Added sugars are sugars put into foods and beverages during processing. They are normally incorporated to help preserve or sweeten the product. You can find added sugars in the majority of items on grocery shelves, but in particular, those marketed to children, like yogurt, fruit snacks, granola bars, fruit juices and cereals.
Why it matters
Kids are getting too much added sugar in their diets, which can ultimately lead to long-term health concerns like diabetes, cardiovascular issues and weight problems. In addition to these risks, kids who consume larger amounts of added sugar as children are more likely to be addicted to sugary foods and beverages through adulthood. The American Heart Association recommends that children ages 2- 18 consume less than 6 teaspoons of added sugar per day, and children younger than 2 do not consume any foods or beverages that contain added sugar.
How to spot added sugars
Some common added sugars you’ll find in ingredient lists are dextrose, honey, invert sugar, raw sugar, malt syrup, high-fructose corn syrup, brown sugar, sucrose and cane sugar. Foods that have these ingredients higher up in the ingredient list should be avoided, as they will have a larger amount of added sugars.

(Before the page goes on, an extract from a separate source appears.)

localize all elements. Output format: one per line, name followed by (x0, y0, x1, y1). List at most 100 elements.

It’s important to clarify that all “sugars” are not bad. Some sugars occur naturally in fruits, vegetables, dairy products and grains. These sugars help supply our bodies with energy and, when found in whole foods, are also present with necessary vitamins, minerals, and oftentimes, fiber.
Getting more of the good stuff
Choose whole fruits and vegetables. There are always fresh options in season in the Midwest, which typically means they will be on sale at your local grocery or farmer’s market. Take your kids and let them help pick berries, melons, sweet corn, green beans, summer squash or tomatoes. Bring the foods home and have your kids help prepare them. Children are more likely to try new things when they feel like they’ve helped make them. Teach them about cleaning berries and snapping green beans.
Other healthy foods with sugar (or carbohydrates) to include on your kid’s plates are products made with whole grains. This could include oatmeal, popcorn, brown rice and whole grain cereals. If you are buying any of these foods packaged with other ingredients, check the ingredient lists for added sugars.